A different approach, in which a laser beam is bounced off a mirror and the radiation pressure measured, actually gets more, rather than less, practical as the beam power increases. This approach has been pursued at the National Institute of Standards and Technology (NIST; Boulder, CO) and Scientech (Boulder, CO), which introduced a product that it says can measure beam powers of up to 500 kW. (Note: although Scientech worked with NIST on the technology, NIST does not endorse the company’s product, or indeed any commercial product.)
One advantage of this technique, according to NIST: a radiation-pressure power meter is based on the measurement of force, which is directly traceable to the kilogram, which can be easily measured to a better relative accuracy than the equivalent laser power.
Now, NIST has provided data on its radiation-pressure power meter (RPPM) in a manufacturing test environment for beam powers in the range of 20 kW, comparing these results to those gathered at NIST’s own research facility (see figure).1 They found a difference of about 3% in the results, which NIST says is an indication of the effect that uncontrolled or unknown conditions in a manufacturing environment can have on the laser power measurement results.
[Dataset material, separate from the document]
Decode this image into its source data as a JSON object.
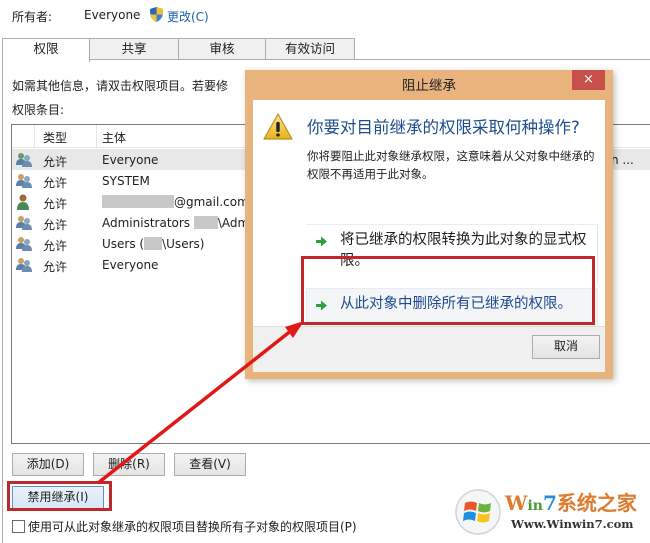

On-site and lab measurements
The experiment consists of manufacturing-site measurements taken at the same time with the RPPM and a calorimeter termed the device under test (DUT); the DUT was separately compared to the K-series calorimeter that NIST has in its own laboratory. The manufacturing-site testing was done at the former Edison Welding Institute, now called EWI (Columbus, OH), using EWI’s 20 kW ytterbium-doped fiber laser, which emits at a 1.07-μm wavelength. (The RPPM can be used to measure other wavelengths as well, as long as all optics are designed with the proper wavelength in mind.)
Laser power was measured at increments from 1 to 20 kW, with the 60-s-long measurements processed to remove thermal drift and the average of the RPPM-measured laser power calculated over the last 20 s of the time span. Noise fluctuations were also characterized.
Any discrepancy between the RPPM and the K-series power meters was determined to be <1%, so the 3% discrepancy between the test-site and lab results is best explained by measurement instabilities, according to NIST. The prime suspect was differences in cooling conditions for the DUT between the test site and NIST’s lab. For example, during the onsite measurements, the DUT’s cooling water rose in temperature by up to 5°C/min. While a thermopile like the one in the DUT is not affected by the static temperature of its environment, dynamic temperature changes can cause errors.
Such results demonstrate the utility of the RPPM over the DUT in the course of measurements that a laser-system user might be taking in an unstable industrial environment. The NIST scientists are now working on an RPPM based on a silicon micromachined capacitive force scale suitable for permanent installation and use at a manufacturing site.2
REFERENCES
1. P. A. Williams et al., Appl. Opt. (2017); https://doi.org/10.1364/ao.56.009596.
2. I. Ryger et al., "Silicon micromachined capacitive force scale: the way to improved radiation pressure sensing," in 13th International Conference on New Developments and Applications in Optical Radiometry (2017).